Nie ma sensu mowic ze sie szuka czegos. Szukajcie wlasnie tego czegos, w waszym przypadku IT, pewnosc siebie jest zawsze wielkim plusem. Swiadczy o tym jak powazni jestescie.
Z doswiadczeniem to jest tak, ze trzeba miec owszem, ale niekoniecznie…
Jak macie cos swojego do pokazania, to pokazcie!!! Wezcie ze soba laptopa, i mowicie ze robiliscie to lub tamto, niekoniecznie w pracy!!!
Co do klepania danych to w kazdej wiekszej firmie jest mozliwosc, mi szczegolnie przypadl do gustu payroll. Bardzo fajne klepanie danych pomimo tego ze nudne…
Ale tu zeby sie dostac trzeba miec jednak albo doswiadczenie, albo przejsc przez specjalny test.
Mi Brookstreet zrobil test na klepanie danych i pomimo tego ze nie robilam nic tego typu wczesniej wyszlo niezle i powiedzieli ze nie ma sprawy dadza mi cynk(nigdy nie zadzwonili)
W Kelly Services mieli cos w Halifaxie-banku, niedawno..
a wie ktos moze jak wygladalyby perspektywy "pracy w branzy" dla studenta? za 2 tygodnie wyjezdzam do Leeds wlasnie i do tej chwili przekonany bylem, ze nic innego jak zmywak mnie nie czeka, ale po takich wznioslych slowach moze rzeczywiscie warto by sie postarac o cos odpowiedniejszego:) z tymze wczesniej chcialbym sie dowiedziec co myslicie na ten temat. jest sens szukania czegos zwiazanego z IT przez 2-rocznego (przy dobrych wiatrach:p) studenta?
na jobcentre znalazlem niby oferte "data inputter", ale jako pernament only.. i tu kolejne pytanie – czy 3 miesiace to juz mozna uznac za pernament?
Z doswiadczeniem to jest tak, ze trzeba miec owszem, ale niekoniecznie…
…
Ale tu zeby sie dostac trzeba miec jednak albo doswiadczenie, albo przejsc przez specjalny test.
Chyba trochę sama sobie przeczysz w tym poście…

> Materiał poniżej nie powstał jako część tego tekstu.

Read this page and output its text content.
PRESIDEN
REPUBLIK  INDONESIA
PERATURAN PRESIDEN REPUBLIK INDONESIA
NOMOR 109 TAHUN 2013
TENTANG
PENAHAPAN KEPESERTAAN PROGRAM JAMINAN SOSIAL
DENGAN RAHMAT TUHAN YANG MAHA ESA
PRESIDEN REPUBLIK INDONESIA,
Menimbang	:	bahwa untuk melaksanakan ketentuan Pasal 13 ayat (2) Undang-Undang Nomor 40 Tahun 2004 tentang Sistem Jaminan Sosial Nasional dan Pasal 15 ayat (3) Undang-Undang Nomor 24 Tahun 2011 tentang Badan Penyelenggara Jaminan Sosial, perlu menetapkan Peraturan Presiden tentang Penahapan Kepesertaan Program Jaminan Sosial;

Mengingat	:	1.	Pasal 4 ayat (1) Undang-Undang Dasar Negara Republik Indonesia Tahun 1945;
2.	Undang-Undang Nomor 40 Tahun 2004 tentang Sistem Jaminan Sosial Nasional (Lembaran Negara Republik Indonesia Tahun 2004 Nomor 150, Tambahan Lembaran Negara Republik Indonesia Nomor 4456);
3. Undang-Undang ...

Niestety prawda jest taka że trzeba mieć doświadczenie praktycznie do wszystkiego, nawet do sprzątania. Bez tego nie chcą rozmawiać, zwłaszcza teraz kiedy jest taki nadmiar kandydatów do pracy.
Oczywiście zawsze znadzie się ktoś kto twierdzi że znalazł super pracę bez doświadczenia, i ja wcale nie mówię że tak nie jest, to są po prostu wyjątki potwierdzające regułę: experience rulez 😕
[Można także poradzić sobie z tym w ten sposób, że 'robi się’ sobie doświadczenie w cv i liczy na to że nikt tego nie sprawdzi, albo podstawia kumpla z Polski jako rzekomego szefa aby to potwierdził, czasem działa]

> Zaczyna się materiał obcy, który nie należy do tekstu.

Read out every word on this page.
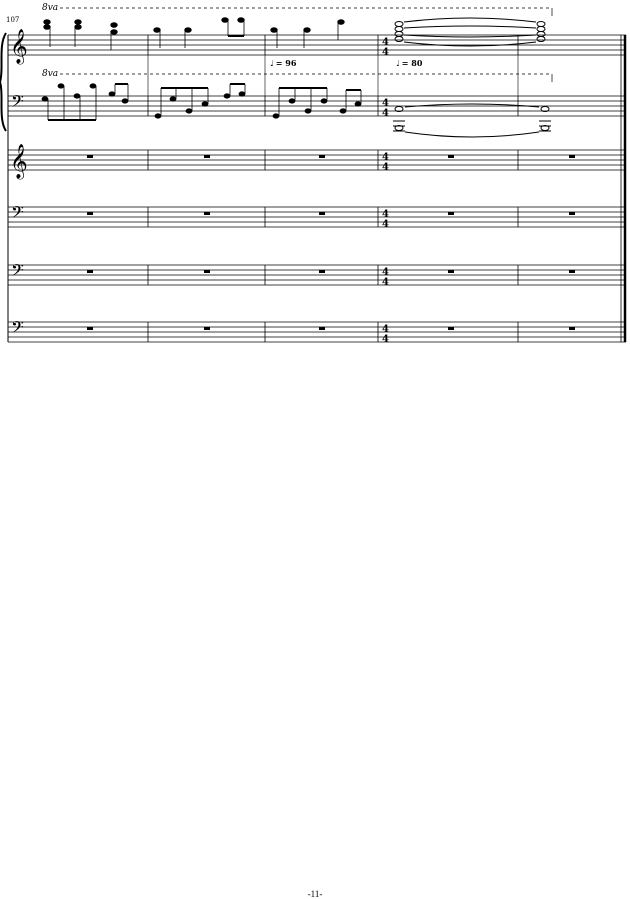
107
𝄞
8va
♩ = 96
4
4
♩ = 80
𝄢
8va
4
4
𝄞	4
4
𝄢	4
4
𝄢	4
4
𝄢	4
4
-11-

chodzi o to ze jak sie jest kumatym, i sie robi cos naprawde, to niekoniecznie to musi byc doswiadczenie zdobyte w pracy.
Ja tak dostalam pierwsza moja prace, i terazniejsza. Poprostu wiesz ze jestes na tyle kumaty zeby cos zrobic.
No nie trzeba miec nie wiadomo jakie IQ zeby robic data entry…naprawde
czy 3 miesiace to juz mozna uznac za pernament?
Tak, na pewno to będzie PERNAMENT 😀
btw. co miałeś z anglika studenciku ?
Poprostu wiesz ze jestes na tyle kumaty zeby cos zrobic.
Tak, ja o tym wiem. Tylko jak ICH o tym przekonać ❓ ❓ 🙂
[Jak IM powiesz że jesteś kumaty, to ONI odpowiedzą: a relevant experience pan masz?]
No nie trzeba miec nie wiadomo jakie IQ zeby robic data entry…naprawde
No i znowu: jak to wiem, ale ICH o tym przekonać?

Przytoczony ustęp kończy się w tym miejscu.